Local ordinances in many counties and communities remain in place. Wausau does not have an ordinance, but council members last week approved extending a mask resolution that does not carry any penalties. Wausau’s resolution ends May 31.
The 4-3 ruling from the conservative-controlled court is the latest legal blow to attempts by Evers to control the coronavirus. It comes after Republicans in the Legislature voted to repeal the mask mandate in February, only to see Evers quickly re-issue it.
The Court did not consider the mandate’s health implications, but instead focused on the legal and procedural issues surrounding the rule.
“The question in this case is not whether the governor acted wisely; it is whether he acted lawfully. We conclude he did not,” Justice Brian Hagedorn wrote for the majority.
The court last May struck down Evers’ “safer at home” order, saying that his health secretary did not have the authority for such an order. Evers’ attempts to limit capacity in bars, restaurants and other indoor places were also blocked by a state appeals court in October.
In the latest case, the court ruled that any public health emergency issued by Evers is valid for just 60 days and can’t be extended without legislative approval.
Evers spokeswoman Britt Cudaback didn’t immediately respond to a message seeking comment.
The ruling comes on the heels of a new plea from the Centers for Disease Control and Prevention that warn of dire consequences if states roll back precautions too quickly, with cases rising again in Wisconsin and other states.
During the White House COVID-19 Response Team briefing on Monday, the CDC chief, Dr.
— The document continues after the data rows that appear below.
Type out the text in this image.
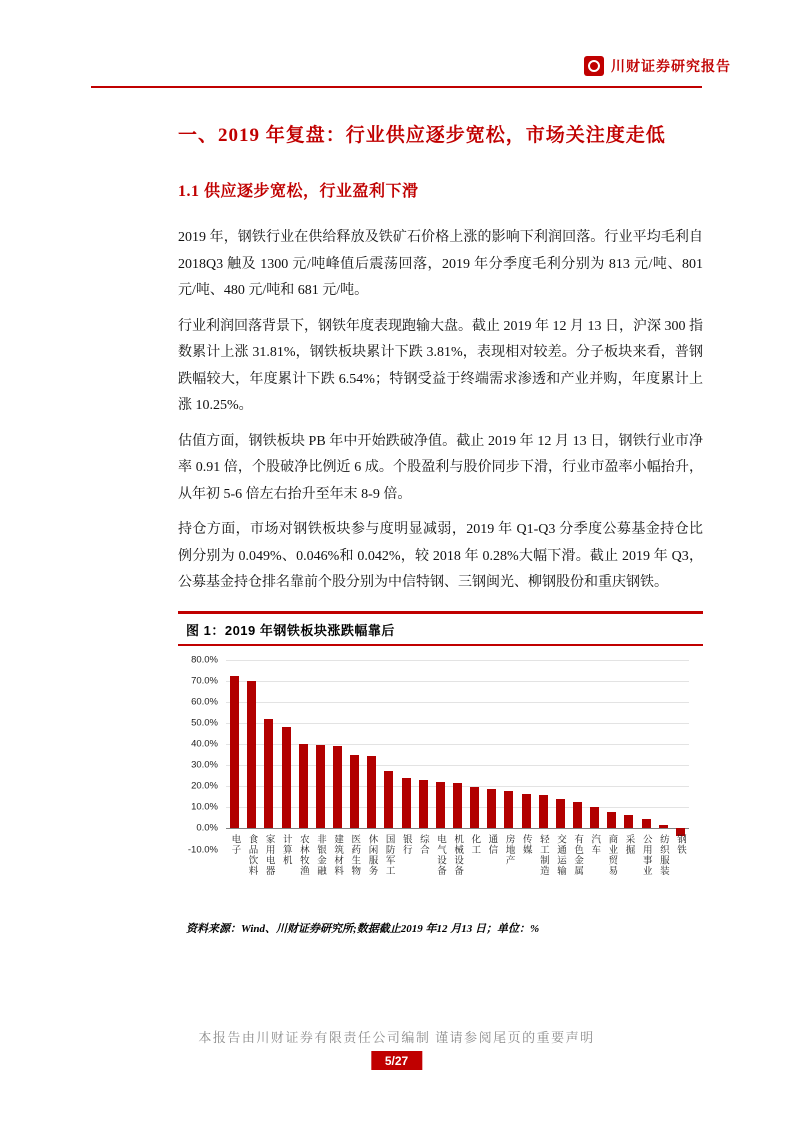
川财证券研究报告
一、2019 年复盘：行业供应逐步宽松，市场关注度走低
1.1 供应逐步宽松，行业盈利下滑

2019 年，钢铁行业在供给释放及铁矿石价格上涨的影响下利润回落。行业平均毛利自 2018Q3 触及 1300 元/吨峰值后震荡回落，2019 年分季度毛利分别为 813 元/吨、801 元/吨、480 元/吨和 681 元/吨。

行业利润回落背景下，钢铁年度表现跑输大盘。截止 2019 年 12 月 13 日，沪深 300 指数累计上涨 31.81%，钢铁板块累计下跌 3.81%，表现相对较差。分子板块来看，普钢跌幅较大，年度累计下跌 6.54%；特钢受益于终端需求渗透和产业并购，年度累计上涨 10.25%。

估值方面，钢铁板块 PB 年中开始跌破净值。截止 2019 年 12 月 13 日，钢铁行业市净率 0.91 倍，个股破净比例近 6 成。个股盈利与股价同步下滑，行业市盈率小幅抬升，从年初 5-6 倍左右抬升至年末 8-9 倍。

持仓方面，市场对钢铁板块参与度明显减弱，2019 年 Q1-Q3 分季度公募基金持仓比例分别为 0.049%、0.046%和 0.042%，较 2018 年 0.28%大幅下滑。截止 2019 年 Q3，公募基金持仓排名靠前个股分别为中信特钢、三钢闽光、柳钢股份和重庆钢铁。

图 1：2019 年钢铁板块涨跌幅靠后
80.0%
70.0%
60.0%
50.0%
40.0%
30.0%
20.0%
10.0%
0.0%
-10.0% 电子 食品饮料 家用电器 计算机 农林牧渔 非银金融 建筑材料 医药生物 休闲服务 国防军工 银行 综合 电气设备 机械设备 化工 通信 房地产 传媒 轻工制造 交通运输 有色金属 汽车 商业贸易 采掘 公用事业 纺织服装 钢铁
资料来源：Wind、川财证券研究所;数据截止2019 年12 月13 日；单位：%
本报告由川财证券有限责任公司编制 谨请参阅尾页的重要声明
5/27
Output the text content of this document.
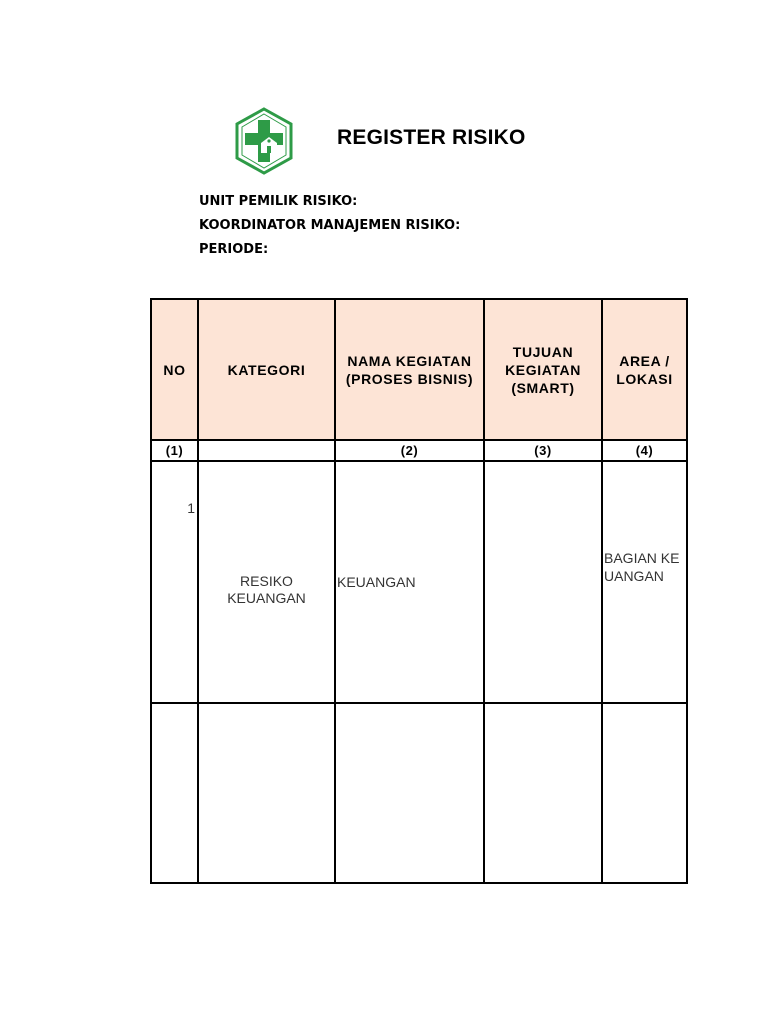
REGISTER RISIKO
UNIT PEMILIK RISIKO:
KOORDINATOR MANAJEMEN RISIKO:
PERIODE:
NO	KATEGORI	NAMA KEGIATAN (PROSES BISNIS)	TUJUAN KEGIATAN (SMART)	AREA / LOKASI
(1)		(2)	(3)	(4)
1	RESIKO KEUANGAN	KEUANGAN		BAGIAN KEUANGAN
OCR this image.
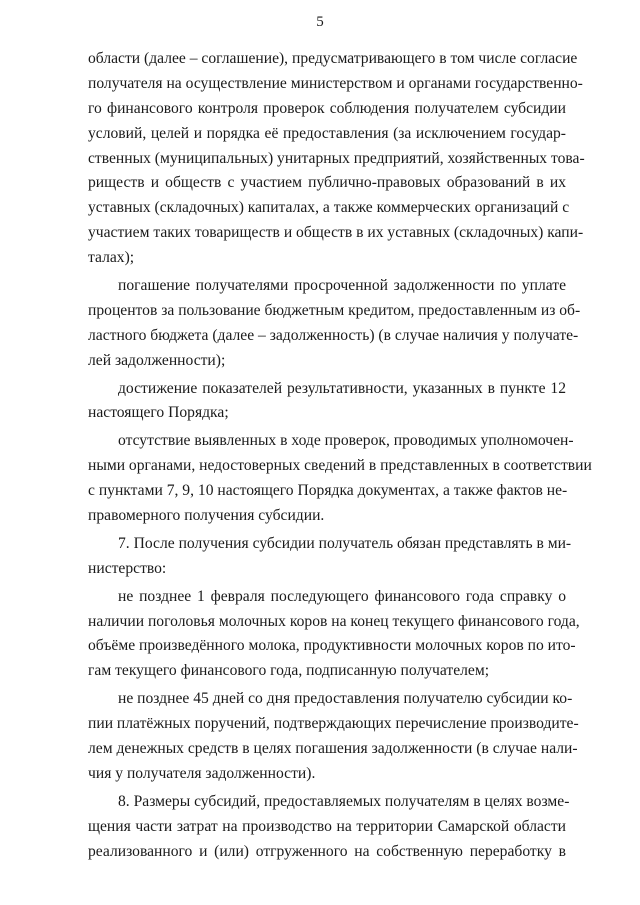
5
области (далее – соглашение), предусматривающего в том числе согласие
получателя на осуществление министерством и органами государственно-
го финансового контроля проверок соблюдения получателем субсидии
условий, целей и порядка её предоставления (за исключением государ-
ственных (муниципальных) унитарных предприятий, хозяйственных това-
риществ и обществ с участием публично-правовых образований в их
уставных (складочных) капиталах, а также коммерческих организаций с
участием таких товариществ и обществ в их уставных (складочных) капи-
талах);
погашение получателями просроченной задолженности по уплате
процентов за пользование бюджетным кредитом, предоставленным из об-
ластного бюджета (далее – задолженность) (в случае наличия у получате-
лей задолженности);
достижение показателей результативности, указанных в пункте 12
настоящего Порядка;
отсутствие выявленных в ходе проверок, проводимых уполномочен-
ными органами, недостоверных сведений в представленных в соответствии
с пунктами 7, 9, 10 настоящего Порядка документах, а также фактов не-
правомерного получения субсидии.
7. После получения субсидии получатель обязан представлять в ми-
нистерство:
не позднее 1 февраля последующего финансового года справку о
наличии поголовья молочных коров на конец текущего финансового года,
объёме произведённого молока, продуктивности молочных коров по ито-
гам текущего финансового года, подписанную получателем;
не позднее 45 дней со дня предоставления получателю субсидии ко-
пии платёжных поручений, подтверждающих перечисление производите-
лем денежных средств в целях погашения задолженности (в случае нали-
чия у получателя задолженности).
8. Размеры субсидий, предоставляемых получателям в целях возме-
щения части затрат на производство на территории Самарской области
реализованного и (или) отгруженного на собственную переработку в
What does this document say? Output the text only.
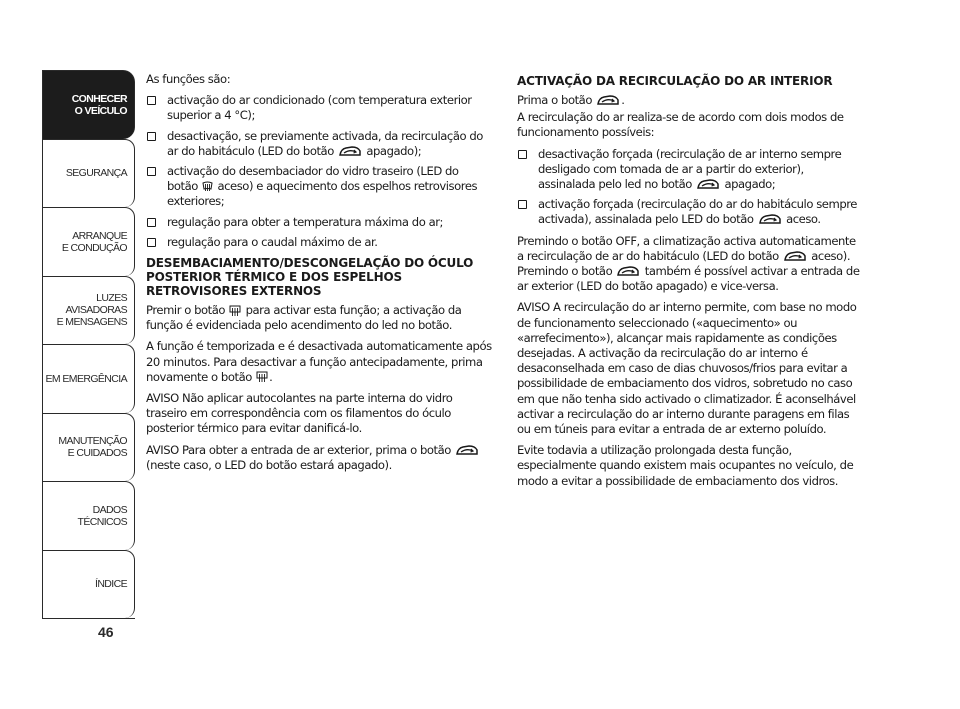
CONHECER
O VEÍCULO
SEGURANÇA
ARRANQUE
E CONDUÇÃO
LUZES
AVISADORAS
E MENSAGENS
EM EMERGÊNCIA
MANUTENÇÃO
E CUIDADOS
DADOS
TÉCNICOS
ÍNDICE
46

As funções são:

activação do ar condicionado (com temperatura exterior superior a 4 °C);
desactivação, se previamente activada, da recirculação do ar do habitáculo (LED do botão	apagado);
activação do desembaciador do vidro traseiro (LED do botão aceso) e aquecimento dos espelhos retrovisores exteriores;
regulação para obter a temperatura máxima do ar;
regulação para o caudal máximo de ar.
DESEMBACIAMENTO/DESCONGELAÇÃO DO ÓCULO POSTERIOR TÉRMICO E DOS ESPELHOS RETROVISORES EXTERNOS

Premir o botão para activar esta função; a activação da função é evidenciada pelo acendimento do led no botão.

A função é temporizada e é desactivada automaticamente após 20 minutos. Para desactivar a função antecipadamente, prima novamente o botão .

AVISO Não aplicar autocolantes na parte interna do vidro traseiro em correspondência com os filamentos do óculo posterior térmico para evitar danificá-lo.

AVISO Para obter a entrada de ar exterior, prima o botão
(neste caso, o LED do botão estará apagado).

ACTIVAÇÃO DA RECIRCULAÇÃO DO AR INTERIOR

Prima o botão	.

A recirculação do ar realiza-se de acordo com dois modos de funcionamento possíveis:

desactivação forçada (recirculação de ar interno sempre desligado com tomada de ar a partir do exterior), assinalada pelo led no botão	apagado;
activação forçada (recirculação do ar do habitáculo sempre activada), assinalada pelo LED do botão	aceso.

Premindo o botão OFF, a climatização activa automaticamente a recirculação de ar do habitáculo (LED do botão	aceso). Premindo o botão	também é possível activar a entrada de ar exterior (LED do botão apagado) e vice-versa.

AVISO A recirculação do ar interno permite, com base no modo de funcionamento seleccionado («aquecimento» ou «arrefecimento»), alcançar mais rapidamente as condições desejadas. A activação da recirculação do ar interno é desaconselhada em caso de dias chuvosos/frios para evitar a possibilidade de embaciamento dos vidros, sobretudo no caso em que não tenha sido activado o climatizador. É aconselhável activar a recirculação do ar interno durante paragens em filas ou em túneis para evitar a entrada de ar externo poluído.

Evite todavia a utilização prolongada desta função, especialmente quando existem mais ocupantes no veículo, de modo a evitar a possibilidade de embaciamento dos vidros.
Rochelle Walensky, described a feeling of “impending doom.”
“We have so much to look forward to, so much promise and potential of where we are and so much reason for hope,” Walensky said. “But right now, I’m scared.”
Health officials say cases are once again rising in the U.S., even as vaccination efforts ramp up. The most recent seven-day average is just below 60,000 cases per day – a 10 percent increase compared with the previous week, health officials said.
Hospitalizations are up, too. Health officials report bout 4,800 admissions per day over the last week, up from an average 4,600 per day in the previous seven-day period. Deaths, which tend to lag cases and hospitalizations, have also begun to rise, increasing nearly 3 percent, to a seven-day average of about 1,000 per day.
The Associated Press contributed to this story.